Some patients, despite residing in our catchment area, may have been admitted in other psychiatric wards and thus may not have been included in the study. However, psychiatric regulation in Bologna establishes that patients must be treated in the ward which the area where they reside. Those who are firstly admitted to another psychiatric ward are generally transferred to the appropriate psychiatric ward. Thus, we think that very few cases could have been missed and that our estimates of hospitalization rates are reliable.

Denominators for the population at risk of psychiatric admissions were derived from the most accurate local sources of sociodemographic information. We used population of 2019 to estimate the person-years at risk. We acknowledge that the true dynamic population at risk over the survey period may have varied, but we expect this variation to be slight and thus not biasing our estimates.

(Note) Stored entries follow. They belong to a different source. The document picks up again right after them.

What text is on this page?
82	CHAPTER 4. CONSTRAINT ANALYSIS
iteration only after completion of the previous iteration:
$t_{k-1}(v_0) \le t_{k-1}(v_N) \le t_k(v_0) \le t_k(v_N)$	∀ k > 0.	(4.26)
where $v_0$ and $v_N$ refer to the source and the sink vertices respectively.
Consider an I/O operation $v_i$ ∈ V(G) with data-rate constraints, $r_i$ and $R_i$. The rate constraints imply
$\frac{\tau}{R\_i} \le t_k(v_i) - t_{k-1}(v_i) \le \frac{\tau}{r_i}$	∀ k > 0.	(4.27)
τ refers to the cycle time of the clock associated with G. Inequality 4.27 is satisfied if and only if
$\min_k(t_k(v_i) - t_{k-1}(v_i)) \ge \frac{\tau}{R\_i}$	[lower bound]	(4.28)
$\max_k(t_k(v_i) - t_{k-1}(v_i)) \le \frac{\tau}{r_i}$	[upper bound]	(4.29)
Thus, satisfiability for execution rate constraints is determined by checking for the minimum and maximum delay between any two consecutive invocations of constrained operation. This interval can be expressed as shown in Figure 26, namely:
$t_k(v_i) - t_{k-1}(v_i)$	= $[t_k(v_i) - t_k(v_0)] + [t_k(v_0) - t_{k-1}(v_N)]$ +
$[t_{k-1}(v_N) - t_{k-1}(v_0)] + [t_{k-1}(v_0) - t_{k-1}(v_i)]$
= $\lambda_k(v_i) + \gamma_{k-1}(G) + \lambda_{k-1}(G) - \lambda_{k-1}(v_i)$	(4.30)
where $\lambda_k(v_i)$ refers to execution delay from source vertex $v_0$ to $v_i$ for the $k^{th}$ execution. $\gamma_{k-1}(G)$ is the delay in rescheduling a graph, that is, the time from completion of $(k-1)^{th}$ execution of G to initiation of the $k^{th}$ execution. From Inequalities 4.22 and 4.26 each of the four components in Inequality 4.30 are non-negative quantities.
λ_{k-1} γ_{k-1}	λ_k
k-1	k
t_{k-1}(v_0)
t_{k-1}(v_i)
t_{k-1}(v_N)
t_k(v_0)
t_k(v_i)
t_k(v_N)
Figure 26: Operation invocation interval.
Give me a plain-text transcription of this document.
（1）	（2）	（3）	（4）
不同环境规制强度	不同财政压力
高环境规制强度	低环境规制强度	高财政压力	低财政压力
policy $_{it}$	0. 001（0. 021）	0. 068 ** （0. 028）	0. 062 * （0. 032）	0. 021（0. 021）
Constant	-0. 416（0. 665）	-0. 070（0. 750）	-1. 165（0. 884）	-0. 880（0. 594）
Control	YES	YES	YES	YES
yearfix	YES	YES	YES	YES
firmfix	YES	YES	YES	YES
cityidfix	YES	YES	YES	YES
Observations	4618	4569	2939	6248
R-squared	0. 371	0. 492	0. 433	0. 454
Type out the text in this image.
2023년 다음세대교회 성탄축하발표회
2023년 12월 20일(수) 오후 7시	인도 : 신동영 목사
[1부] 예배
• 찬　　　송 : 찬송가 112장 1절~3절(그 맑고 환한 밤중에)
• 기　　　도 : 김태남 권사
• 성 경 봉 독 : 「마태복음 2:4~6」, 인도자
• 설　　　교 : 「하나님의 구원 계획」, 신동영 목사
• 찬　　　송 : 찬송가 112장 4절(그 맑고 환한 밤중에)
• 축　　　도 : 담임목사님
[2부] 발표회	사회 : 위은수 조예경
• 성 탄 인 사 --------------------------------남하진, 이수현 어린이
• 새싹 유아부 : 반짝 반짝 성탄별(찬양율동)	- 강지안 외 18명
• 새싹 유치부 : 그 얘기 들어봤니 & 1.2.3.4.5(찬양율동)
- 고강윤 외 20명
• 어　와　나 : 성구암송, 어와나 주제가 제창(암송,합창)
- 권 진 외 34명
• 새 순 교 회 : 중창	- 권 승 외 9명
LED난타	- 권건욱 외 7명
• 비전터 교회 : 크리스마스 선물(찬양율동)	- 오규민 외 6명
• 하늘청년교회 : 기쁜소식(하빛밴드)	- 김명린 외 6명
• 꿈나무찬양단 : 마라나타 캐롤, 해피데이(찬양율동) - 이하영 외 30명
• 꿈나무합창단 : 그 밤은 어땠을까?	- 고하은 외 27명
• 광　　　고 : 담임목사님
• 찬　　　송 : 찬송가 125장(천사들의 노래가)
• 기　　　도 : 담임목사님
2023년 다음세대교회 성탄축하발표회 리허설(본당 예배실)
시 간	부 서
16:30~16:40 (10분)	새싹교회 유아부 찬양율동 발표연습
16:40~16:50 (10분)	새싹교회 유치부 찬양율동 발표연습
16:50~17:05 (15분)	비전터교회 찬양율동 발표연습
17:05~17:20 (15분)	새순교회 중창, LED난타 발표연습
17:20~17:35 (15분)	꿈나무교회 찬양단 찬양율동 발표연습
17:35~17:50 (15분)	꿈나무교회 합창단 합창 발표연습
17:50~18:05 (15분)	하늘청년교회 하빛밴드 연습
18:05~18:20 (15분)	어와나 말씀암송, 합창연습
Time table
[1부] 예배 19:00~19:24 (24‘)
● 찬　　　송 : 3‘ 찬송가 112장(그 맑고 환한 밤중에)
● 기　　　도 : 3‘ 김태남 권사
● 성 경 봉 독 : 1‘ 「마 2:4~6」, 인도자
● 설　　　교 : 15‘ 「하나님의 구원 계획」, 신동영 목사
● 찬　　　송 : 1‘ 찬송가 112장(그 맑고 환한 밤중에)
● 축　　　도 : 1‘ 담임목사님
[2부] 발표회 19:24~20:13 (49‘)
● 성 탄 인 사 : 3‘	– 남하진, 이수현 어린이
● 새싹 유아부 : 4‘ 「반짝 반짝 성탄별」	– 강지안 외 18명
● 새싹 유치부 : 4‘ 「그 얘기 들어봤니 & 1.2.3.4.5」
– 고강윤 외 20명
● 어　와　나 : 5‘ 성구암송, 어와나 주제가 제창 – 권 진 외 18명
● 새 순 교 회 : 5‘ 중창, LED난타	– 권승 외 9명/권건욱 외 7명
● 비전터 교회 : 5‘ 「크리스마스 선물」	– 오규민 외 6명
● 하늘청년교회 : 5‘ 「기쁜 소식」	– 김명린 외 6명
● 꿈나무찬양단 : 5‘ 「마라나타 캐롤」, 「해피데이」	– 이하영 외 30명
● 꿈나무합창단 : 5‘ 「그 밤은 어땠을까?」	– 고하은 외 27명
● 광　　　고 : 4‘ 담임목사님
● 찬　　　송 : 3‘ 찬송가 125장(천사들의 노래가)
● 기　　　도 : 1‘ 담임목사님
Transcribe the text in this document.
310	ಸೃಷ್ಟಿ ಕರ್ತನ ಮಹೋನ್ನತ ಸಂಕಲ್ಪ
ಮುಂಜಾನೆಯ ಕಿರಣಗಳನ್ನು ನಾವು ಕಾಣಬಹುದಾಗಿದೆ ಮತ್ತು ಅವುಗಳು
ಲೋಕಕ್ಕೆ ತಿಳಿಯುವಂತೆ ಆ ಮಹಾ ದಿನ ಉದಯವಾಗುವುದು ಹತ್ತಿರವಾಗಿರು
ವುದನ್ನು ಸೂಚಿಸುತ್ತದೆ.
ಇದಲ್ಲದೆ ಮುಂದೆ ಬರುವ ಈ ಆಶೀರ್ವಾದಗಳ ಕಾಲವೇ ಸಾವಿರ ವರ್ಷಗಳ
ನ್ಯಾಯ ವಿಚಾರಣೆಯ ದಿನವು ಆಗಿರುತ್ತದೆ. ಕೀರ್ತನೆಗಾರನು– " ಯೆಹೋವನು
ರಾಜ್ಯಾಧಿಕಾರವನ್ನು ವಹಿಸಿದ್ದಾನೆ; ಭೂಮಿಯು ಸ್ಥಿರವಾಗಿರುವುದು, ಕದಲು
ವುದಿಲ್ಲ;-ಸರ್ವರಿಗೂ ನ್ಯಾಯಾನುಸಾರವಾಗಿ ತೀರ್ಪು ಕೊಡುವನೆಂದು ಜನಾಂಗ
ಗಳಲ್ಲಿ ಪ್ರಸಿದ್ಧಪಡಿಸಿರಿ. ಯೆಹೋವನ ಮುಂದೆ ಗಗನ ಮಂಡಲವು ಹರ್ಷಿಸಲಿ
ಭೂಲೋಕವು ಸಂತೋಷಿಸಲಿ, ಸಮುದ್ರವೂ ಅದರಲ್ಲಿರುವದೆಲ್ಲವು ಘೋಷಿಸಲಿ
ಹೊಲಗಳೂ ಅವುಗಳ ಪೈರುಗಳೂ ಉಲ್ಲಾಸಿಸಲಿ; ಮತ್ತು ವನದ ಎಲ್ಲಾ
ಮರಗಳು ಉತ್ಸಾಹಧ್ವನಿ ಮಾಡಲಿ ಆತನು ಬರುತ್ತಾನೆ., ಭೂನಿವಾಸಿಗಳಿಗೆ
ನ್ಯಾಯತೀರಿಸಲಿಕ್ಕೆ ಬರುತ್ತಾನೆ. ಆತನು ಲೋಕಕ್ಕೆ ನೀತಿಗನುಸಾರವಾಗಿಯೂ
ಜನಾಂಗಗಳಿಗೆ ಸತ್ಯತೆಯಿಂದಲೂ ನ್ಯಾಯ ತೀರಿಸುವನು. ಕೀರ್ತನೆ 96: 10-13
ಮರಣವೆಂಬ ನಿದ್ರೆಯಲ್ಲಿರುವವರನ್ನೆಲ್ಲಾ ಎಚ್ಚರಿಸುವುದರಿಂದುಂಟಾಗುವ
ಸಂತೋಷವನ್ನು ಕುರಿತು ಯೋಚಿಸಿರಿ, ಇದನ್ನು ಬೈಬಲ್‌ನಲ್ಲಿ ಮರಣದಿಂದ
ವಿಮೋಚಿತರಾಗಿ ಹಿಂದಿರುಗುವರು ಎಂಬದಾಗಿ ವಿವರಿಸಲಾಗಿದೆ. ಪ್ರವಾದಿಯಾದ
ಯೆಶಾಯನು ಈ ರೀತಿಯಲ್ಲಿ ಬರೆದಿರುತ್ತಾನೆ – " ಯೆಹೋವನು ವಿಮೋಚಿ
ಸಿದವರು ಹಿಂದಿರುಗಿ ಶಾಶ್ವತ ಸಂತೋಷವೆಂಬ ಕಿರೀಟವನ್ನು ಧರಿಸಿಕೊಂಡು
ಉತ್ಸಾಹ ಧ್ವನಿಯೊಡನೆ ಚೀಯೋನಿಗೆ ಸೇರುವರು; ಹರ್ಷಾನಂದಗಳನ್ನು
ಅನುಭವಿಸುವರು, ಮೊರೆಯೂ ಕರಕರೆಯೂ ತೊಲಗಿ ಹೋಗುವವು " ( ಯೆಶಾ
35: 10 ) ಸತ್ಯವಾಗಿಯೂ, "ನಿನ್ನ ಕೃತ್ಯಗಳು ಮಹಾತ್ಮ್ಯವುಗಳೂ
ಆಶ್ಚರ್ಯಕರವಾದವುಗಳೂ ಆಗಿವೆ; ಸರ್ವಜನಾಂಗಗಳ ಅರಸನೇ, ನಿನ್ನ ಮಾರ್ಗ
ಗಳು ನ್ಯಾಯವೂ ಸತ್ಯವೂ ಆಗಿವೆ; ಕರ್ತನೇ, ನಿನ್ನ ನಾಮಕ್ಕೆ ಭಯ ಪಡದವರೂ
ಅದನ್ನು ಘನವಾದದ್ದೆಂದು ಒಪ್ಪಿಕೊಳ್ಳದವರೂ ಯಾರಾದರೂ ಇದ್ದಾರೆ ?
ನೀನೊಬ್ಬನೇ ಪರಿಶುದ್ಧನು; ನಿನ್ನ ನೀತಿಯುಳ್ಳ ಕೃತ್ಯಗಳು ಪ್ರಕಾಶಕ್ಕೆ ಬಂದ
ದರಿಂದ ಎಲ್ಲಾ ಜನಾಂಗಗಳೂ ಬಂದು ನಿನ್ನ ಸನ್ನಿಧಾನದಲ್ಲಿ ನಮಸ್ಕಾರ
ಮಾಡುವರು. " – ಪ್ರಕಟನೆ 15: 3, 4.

Some important information, such as educational, occupational, and marital status were not fully available. This did not allow adjusting for potentially relevant confounders.

Conclusions

The higher rates of the acute psychiatric admissions for migrants that we found in Bologna suggest that the issue of equal provision of mental health intervention is far from solved and more public health attention is needed for addressing migrants’ mental health needs. The increasing of psychiatric admissions for migrants during 2020 enlighten that the pandemic increased the migrants’ vulnerability to psychiatric disorders and weakened their access to community psychiatric care. Further studies are urgently needed to better understand the barriers faced by migrants with mental disorders seeking care and to define the culturally competent interventions that should be implemented to ameliorate their pathway to care. Finally, special attention should be paid to women and youngest migrants.